The automation provided by qFit augments existing strategies for discovering and modeling alternative conformations. For example, electron density sampling as implemented in Ringer [5], reveals that many alternative conformations exist at electron density levels that have been traditionally considered noise by human model builders. Ringer samples electron density in dihedral space and discovers peaks indicative of unmodeled alternative conformations. These alternative conformations can be built after manual inspection of the electron density map and further refined for occupancy by phenix.refine [94]. As seen in PTE and CypA, alternative conformations, revealed at low levels of electron density (generally 0.3–1σ), can be critical for enzyme function.
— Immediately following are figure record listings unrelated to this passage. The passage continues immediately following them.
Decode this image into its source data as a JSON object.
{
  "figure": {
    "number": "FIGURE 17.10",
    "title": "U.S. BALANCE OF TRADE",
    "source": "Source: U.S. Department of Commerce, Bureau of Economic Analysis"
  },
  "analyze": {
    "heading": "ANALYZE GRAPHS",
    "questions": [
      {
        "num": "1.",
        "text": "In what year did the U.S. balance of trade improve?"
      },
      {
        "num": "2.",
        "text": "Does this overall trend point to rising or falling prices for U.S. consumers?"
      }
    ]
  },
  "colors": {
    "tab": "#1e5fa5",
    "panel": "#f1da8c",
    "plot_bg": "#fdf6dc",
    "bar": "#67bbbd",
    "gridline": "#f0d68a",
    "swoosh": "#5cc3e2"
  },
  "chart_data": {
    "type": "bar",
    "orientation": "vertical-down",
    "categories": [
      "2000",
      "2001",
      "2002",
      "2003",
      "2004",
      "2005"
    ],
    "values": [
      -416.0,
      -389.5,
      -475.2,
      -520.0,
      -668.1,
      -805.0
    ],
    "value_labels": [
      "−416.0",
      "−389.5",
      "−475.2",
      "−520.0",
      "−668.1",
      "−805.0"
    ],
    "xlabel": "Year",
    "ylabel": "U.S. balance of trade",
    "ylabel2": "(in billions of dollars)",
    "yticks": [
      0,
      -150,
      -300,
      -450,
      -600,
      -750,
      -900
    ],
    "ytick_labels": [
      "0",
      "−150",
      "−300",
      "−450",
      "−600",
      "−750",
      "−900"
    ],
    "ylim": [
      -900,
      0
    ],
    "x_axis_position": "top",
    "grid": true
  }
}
Another means by which crystallography can access protein polysterism is the analysis of thermal diffuse scattering [95, 96]. Diffuse scattering is the remaining X-ray intensity that is recorded in diffraction images once the Bragg reflections are subtracted. While analysis of the Bragg reflections can give accurate estimates of the individual atomic mean squared displacements and alternate conformations, the diffuse scattering can provide valuable insight into isotropic liquid like displacements [97] and strongly correlated rigid body movements of groups of atoms [98]. This can reveal how particular groups of atoms are displaced together as rigid bodies. Techniques that predict low frequency correlated rigid body movements, such as principal component analysis of molecular dynamics simulations or normal mode analysis of elastic network models, can be validated by analysis of diffuse scatter [99, 100]. This theoretical–experimental cross validation approach can also serve to support or exclude other models of correlated motion used in refinement, such as translation-libation-screw (TLS) refinement [101, 102]. Whether analyzing diffuse or Bragg scatter, access to primary image data would greatly increase the ability to re-examine biological conclusions. Although deposition of scaled reflection data, which permits re-calculation of electron density maps for analysis by Ringer and other software, is now standard for almost all journals, image data are rarely deposited [103]. A major limitation to deposition of image data is storage space, but several institutions, structural genomics consortia, and synchrotrons have started voluntary image deposition. As interpretation of atomic displacements becomes more important to our understanding of protein function, our reliance on the re-analysis of primary data is likely to increase in coming years.

Conclusions

Polysterism has contributed to our understanding of how new functions evolve from existing functions. Many studies have now demonstrated that an ensemble of interconverting structures, rather than a single structure, exerts the function of the protein. Thus, evolutionary selection does not optimize only an active site or the stability of a single structure. Rather, it shapes an entire conformational landscape comprising many sub-structures, their relative populations, and their rates of interconversion. Because mutations may affect the dominant structure modeled in a typical crystal structure or “hidden” minor conformations, polysterism must be carefully considered when considering the role of remote mutations on both catalysis and allostery [104]. If we can accurately describe the conformational landscape of proteins, we might be able to better predict the nature and conformations of transitions between the dominant structures as a protein is perturbed. Realizing this dream has implications for understanding protein evolution and designing better enzymes and inhibitors [105].